This page describes troubleshooting steps that you might find helpful if you run into problems using Vision API Product Search.
Search results
What is the maximum number of results returned?
The maximum number of results returned will vary from query to query due to implementation details. The maximum guaranteed amount of results returned is 500. If more are requested, the requested number may not be met.
Can I set a score threshold for results?
The search result scores are not calibrated. This means that the result scores for a given query will be comparable (this is how results are ranked). However, the result scores for query A and query B are not necessarily comparable. This means there is no one fixed threshold suitable for a given use case.
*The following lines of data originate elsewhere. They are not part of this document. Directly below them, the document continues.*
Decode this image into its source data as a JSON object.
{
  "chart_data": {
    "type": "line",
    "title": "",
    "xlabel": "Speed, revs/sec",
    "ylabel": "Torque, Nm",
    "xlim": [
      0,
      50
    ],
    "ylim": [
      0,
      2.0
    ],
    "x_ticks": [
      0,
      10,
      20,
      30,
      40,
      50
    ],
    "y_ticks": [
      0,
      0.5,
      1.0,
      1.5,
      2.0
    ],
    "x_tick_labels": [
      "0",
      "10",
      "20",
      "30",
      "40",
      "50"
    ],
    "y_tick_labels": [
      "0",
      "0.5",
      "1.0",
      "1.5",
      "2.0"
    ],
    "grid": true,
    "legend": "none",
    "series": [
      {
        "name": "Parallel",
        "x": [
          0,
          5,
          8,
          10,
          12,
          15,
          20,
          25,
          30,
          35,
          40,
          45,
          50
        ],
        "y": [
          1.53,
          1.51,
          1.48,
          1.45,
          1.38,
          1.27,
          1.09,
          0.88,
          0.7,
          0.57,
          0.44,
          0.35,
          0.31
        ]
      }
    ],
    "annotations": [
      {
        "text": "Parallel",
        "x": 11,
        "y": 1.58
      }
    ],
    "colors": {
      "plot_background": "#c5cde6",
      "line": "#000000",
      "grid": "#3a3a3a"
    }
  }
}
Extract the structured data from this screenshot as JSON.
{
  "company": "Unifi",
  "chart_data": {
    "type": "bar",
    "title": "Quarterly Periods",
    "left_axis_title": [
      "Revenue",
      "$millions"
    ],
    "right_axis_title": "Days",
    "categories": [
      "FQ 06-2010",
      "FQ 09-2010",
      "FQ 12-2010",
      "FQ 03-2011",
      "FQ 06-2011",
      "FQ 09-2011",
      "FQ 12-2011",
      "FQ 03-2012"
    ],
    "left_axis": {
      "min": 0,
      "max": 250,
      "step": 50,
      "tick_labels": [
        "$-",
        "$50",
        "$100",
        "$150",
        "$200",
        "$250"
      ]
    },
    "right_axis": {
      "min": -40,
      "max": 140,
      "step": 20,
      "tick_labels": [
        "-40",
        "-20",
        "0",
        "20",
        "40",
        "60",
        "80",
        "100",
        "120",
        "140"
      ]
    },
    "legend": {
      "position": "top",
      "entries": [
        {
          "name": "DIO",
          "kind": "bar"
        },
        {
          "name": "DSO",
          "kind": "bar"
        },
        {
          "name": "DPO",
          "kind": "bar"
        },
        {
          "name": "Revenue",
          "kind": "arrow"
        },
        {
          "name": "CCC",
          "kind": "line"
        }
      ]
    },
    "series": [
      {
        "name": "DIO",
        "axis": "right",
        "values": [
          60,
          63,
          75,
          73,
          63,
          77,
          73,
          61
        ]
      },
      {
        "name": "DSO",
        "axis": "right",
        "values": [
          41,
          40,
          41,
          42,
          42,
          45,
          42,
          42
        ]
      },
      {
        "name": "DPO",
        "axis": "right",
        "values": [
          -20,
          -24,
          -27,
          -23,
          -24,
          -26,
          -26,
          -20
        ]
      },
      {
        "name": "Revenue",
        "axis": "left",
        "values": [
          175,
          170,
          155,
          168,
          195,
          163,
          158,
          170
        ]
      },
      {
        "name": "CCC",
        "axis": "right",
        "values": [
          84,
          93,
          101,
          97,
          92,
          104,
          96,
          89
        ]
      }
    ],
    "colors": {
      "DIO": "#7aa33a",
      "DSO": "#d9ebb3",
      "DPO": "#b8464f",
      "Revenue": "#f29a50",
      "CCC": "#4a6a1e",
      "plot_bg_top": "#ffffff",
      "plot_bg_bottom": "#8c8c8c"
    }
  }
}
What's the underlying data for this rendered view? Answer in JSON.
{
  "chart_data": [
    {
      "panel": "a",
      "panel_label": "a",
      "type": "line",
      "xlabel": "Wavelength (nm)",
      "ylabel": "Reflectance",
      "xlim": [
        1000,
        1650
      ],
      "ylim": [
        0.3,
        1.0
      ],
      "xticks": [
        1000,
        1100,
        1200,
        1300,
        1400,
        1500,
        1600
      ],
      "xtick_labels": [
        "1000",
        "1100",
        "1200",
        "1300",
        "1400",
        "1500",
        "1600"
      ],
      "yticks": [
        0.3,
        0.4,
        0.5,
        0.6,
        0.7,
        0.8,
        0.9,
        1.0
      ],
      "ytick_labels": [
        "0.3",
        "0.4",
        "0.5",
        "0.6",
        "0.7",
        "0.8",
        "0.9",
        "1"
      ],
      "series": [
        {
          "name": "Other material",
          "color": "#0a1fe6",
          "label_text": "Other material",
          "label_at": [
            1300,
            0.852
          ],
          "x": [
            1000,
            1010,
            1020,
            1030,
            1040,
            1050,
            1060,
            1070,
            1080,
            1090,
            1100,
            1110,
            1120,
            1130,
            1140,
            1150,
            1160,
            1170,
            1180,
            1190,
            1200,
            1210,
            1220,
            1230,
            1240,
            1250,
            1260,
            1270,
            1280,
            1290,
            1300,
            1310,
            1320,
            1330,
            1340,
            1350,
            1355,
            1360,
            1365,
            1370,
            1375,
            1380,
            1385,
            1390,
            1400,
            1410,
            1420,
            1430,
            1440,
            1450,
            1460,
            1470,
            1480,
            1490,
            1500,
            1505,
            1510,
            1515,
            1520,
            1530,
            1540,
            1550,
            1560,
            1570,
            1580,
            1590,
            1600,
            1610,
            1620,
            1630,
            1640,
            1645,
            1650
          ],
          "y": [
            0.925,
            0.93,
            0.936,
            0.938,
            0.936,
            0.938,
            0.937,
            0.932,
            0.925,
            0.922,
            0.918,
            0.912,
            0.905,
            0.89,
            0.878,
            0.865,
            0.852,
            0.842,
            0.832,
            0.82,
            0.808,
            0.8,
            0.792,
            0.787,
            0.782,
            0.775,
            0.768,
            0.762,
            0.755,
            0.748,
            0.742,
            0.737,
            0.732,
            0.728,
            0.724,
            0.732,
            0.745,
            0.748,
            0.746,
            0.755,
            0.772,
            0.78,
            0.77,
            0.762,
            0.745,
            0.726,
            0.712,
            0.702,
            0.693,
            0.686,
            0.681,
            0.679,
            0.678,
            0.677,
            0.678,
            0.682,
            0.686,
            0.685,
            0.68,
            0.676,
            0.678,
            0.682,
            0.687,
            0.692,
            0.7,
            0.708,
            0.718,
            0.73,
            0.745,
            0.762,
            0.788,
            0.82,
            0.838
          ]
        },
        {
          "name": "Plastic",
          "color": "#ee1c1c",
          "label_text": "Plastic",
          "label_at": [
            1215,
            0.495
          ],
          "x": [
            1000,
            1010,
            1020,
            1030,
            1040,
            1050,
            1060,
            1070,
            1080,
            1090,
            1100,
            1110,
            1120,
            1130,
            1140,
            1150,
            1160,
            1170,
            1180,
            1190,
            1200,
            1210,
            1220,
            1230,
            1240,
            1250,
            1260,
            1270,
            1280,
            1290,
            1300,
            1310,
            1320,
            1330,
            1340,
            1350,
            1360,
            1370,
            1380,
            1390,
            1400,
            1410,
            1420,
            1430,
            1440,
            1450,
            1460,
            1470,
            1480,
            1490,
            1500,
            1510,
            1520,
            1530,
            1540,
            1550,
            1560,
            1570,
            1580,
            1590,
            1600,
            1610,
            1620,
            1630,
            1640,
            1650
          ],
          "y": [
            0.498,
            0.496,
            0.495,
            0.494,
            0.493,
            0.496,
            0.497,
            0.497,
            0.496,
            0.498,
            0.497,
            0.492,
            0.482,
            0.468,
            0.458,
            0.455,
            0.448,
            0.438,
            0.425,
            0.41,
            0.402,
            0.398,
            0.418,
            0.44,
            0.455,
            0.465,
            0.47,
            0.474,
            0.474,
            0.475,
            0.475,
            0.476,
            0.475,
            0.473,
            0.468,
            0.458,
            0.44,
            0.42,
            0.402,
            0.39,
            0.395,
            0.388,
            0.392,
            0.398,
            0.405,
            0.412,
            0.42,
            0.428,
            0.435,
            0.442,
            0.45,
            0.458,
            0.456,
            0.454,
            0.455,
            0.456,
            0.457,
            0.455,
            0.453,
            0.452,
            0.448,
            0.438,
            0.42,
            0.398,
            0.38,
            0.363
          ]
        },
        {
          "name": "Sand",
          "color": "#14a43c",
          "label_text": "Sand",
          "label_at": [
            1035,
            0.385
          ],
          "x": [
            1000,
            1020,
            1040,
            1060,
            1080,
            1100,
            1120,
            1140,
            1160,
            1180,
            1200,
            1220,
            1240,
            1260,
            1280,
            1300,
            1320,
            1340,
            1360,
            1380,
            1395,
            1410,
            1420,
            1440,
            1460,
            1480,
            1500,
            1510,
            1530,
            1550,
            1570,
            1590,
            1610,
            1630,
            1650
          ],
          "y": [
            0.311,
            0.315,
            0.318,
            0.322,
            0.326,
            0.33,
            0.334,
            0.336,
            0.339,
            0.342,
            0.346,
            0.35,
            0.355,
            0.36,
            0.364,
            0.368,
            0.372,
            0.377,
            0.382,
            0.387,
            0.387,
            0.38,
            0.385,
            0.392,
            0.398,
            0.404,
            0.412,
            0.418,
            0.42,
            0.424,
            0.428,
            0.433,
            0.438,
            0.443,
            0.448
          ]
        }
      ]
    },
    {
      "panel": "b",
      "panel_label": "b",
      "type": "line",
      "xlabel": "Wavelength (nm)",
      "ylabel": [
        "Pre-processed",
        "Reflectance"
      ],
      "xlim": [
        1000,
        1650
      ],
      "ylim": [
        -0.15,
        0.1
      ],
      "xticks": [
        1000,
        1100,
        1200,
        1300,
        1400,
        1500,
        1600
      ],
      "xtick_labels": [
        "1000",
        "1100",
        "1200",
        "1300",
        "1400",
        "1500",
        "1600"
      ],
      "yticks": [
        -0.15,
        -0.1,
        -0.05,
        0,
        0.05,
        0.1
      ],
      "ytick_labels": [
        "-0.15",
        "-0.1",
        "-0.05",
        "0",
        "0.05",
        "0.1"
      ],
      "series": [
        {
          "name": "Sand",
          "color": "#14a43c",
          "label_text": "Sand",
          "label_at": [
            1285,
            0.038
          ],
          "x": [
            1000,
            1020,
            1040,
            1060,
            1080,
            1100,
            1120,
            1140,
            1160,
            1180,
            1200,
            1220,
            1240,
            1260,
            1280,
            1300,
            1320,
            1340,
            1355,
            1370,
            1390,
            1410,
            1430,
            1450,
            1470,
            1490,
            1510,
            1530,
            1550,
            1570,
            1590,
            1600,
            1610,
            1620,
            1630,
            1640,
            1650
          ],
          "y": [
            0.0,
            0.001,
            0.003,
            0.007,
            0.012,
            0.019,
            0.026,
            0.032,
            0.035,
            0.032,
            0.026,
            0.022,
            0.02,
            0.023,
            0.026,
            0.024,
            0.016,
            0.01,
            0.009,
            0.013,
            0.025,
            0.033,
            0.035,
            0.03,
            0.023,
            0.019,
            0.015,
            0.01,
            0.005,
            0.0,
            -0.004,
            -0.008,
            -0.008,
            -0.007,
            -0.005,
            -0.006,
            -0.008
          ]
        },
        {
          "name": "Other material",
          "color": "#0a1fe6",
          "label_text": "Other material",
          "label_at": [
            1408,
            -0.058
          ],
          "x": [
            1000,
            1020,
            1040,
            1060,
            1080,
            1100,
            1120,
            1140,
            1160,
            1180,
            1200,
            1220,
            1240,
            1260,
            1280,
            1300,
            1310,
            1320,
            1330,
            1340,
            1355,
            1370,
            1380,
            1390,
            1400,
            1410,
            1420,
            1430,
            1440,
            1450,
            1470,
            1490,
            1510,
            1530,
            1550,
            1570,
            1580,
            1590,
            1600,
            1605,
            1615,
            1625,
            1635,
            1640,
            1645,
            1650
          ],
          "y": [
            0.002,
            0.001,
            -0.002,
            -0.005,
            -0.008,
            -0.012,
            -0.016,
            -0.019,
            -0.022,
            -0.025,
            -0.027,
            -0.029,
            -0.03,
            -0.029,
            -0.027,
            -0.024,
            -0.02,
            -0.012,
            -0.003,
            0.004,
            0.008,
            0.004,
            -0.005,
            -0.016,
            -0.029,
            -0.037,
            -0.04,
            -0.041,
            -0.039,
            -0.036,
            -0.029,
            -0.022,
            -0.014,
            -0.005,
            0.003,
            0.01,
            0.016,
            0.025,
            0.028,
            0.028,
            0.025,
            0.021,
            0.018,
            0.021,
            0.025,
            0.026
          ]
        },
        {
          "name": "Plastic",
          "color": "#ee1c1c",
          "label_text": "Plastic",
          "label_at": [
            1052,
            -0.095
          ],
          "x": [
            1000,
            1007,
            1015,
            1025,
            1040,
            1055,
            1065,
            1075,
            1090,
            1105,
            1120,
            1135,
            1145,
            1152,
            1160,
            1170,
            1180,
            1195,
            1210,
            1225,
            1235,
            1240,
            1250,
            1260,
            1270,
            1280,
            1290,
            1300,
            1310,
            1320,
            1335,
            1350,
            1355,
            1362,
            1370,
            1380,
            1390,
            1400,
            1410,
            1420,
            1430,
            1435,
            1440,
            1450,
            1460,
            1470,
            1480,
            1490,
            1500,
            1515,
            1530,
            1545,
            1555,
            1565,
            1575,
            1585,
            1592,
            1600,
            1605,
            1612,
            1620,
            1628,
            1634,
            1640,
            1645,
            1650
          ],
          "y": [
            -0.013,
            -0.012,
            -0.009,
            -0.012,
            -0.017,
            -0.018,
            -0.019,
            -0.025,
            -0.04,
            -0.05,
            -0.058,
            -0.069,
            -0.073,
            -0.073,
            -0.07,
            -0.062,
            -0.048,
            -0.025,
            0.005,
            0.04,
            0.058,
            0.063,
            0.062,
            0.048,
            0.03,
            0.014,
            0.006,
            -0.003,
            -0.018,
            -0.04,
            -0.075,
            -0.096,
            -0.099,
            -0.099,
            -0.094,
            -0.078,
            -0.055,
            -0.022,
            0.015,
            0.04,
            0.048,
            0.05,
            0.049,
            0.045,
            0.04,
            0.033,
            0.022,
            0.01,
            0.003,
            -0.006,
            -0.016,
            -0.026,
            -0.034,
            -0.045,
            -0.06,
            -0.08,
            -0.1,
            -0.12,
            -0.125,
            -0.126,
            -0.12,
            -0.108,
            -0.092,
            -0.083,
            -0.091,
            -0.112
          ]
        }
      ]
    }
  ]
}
It is possible to set a threshold based on your own experiments. If you want to set a threshold, you should set this threshold on a per item label basis. This means that you should set a results score threshold for "Shoes" independently of "Bags", etc. for each label.
Is there a way to know why a particular result was ranked higher than another?
Currently the Vision API Product Search does not support any features that explain why a particular result was returned.
What is the difference between using productGroupedResults
and using
the Object Localizer feature of the Vision API?
The productGroupedResults
response will return a list of detected items,
their predicted label and score, their bounding boxes, and a ranked list of product
search results for each item. This response is equivalent to first sending the query image to
the Object Localizer feature of the Vision API and then sending the image along with each
product item bounding box (filtered to the relevant labels) to Vision API Product Search.
One benefit of using productGroupedResults
is that it is faster
and more direct because it only makes a single API call. However, if there is some
custom application logic that needs to be implemented between the object detection and
the search query then a two step method is a good approach. An example of such a case
would be adding Vision API Product Search filters based on object
labels.
If I know the location of a product in an image should I crop the image before querying the API with it?
This situation might arise if, for example, a user is allowed to draw a bounding box around the item that they want to search. In general you should not crop the image before sending it to the API. The reason is that our API will use both the query bounding box to return targeted results as well as the overall image context, which is frequently helpful for improving the results.
Reference images
What are good product reference images?
Good reference images show the product clearly and do not have any other objects in the image. A typical example of good reference images are "packshot" images. These images are frequently used to show the user a product on the product page or in advertising, and typically taken in front of a white background. Images of the product in other environments also make good reference images provided there are not any other products in the image. You should use all such images that are available for reference images.
What is the ideal image size for reference images and images you use to search for products?
An ideal image focuses on the product, and the product fills the majority of the image ; images containing only a small or unclear representation of a product will produce less desirable results. Consequently, the apparent size of the product in the image matters more than specific image size. However, as a general recommendation, use images with 600 pixels or more on the largest side for reference and search images.
What is the optimal number of reference images for a particular product?
The Vision API Product Search can work well even with only one reference image of a product. Typically 3 to 8 images provide necessary information to get proper results from the Vision API Product Search, especially if these images have some variations. Such variations include different orientations of the product, different lighting, or a different background. Additional reference images can be added to the index, and should not generally decrease accuracy.
How can I get more reference images for my products?
The best way to improve the accuracy of Vision API Product Search is to add more good reference images for products. If you have already uploaded a representative set of product images and you'd still like to increase the accuracy for some products you can use other existing images or collect more images for those products.
To use other existing images make sure they clearly show the product and don't have other distracting objects. For example, you might have photos of a model wearing a particular shirt along with pants. This image alone wouldn't be a good reference image for the shirt product. However, if you provide a bounding box around the shirt or crop the image to only include the shirt it would be a good reference image. You can use the Vision API's Object Localizer feature to propose boxes. This method can be used alongside or instead of human-provided bounding box annotations.
Would it help the accuracy of the API to add data augmentations to my product set?
The idea of adding augmented versions of existing reference images (for example, left-right flips, jittered contrast, etc.) is sensible, but typically does little to increase the accuracy.
Data management
What is the recommended way to update a product set in production?
Update your product set with new products as your inventory changes. If the changes are small you can add or delete products as needed. Alternatively, if there is a significant change in your inventory or in your reference images you can create a new product set with the changes and test the search quality before fully switching over to the new set. In either case, you should keep track of which products and image are in your product set by saving your batch import CSV file for easy reference or rollback.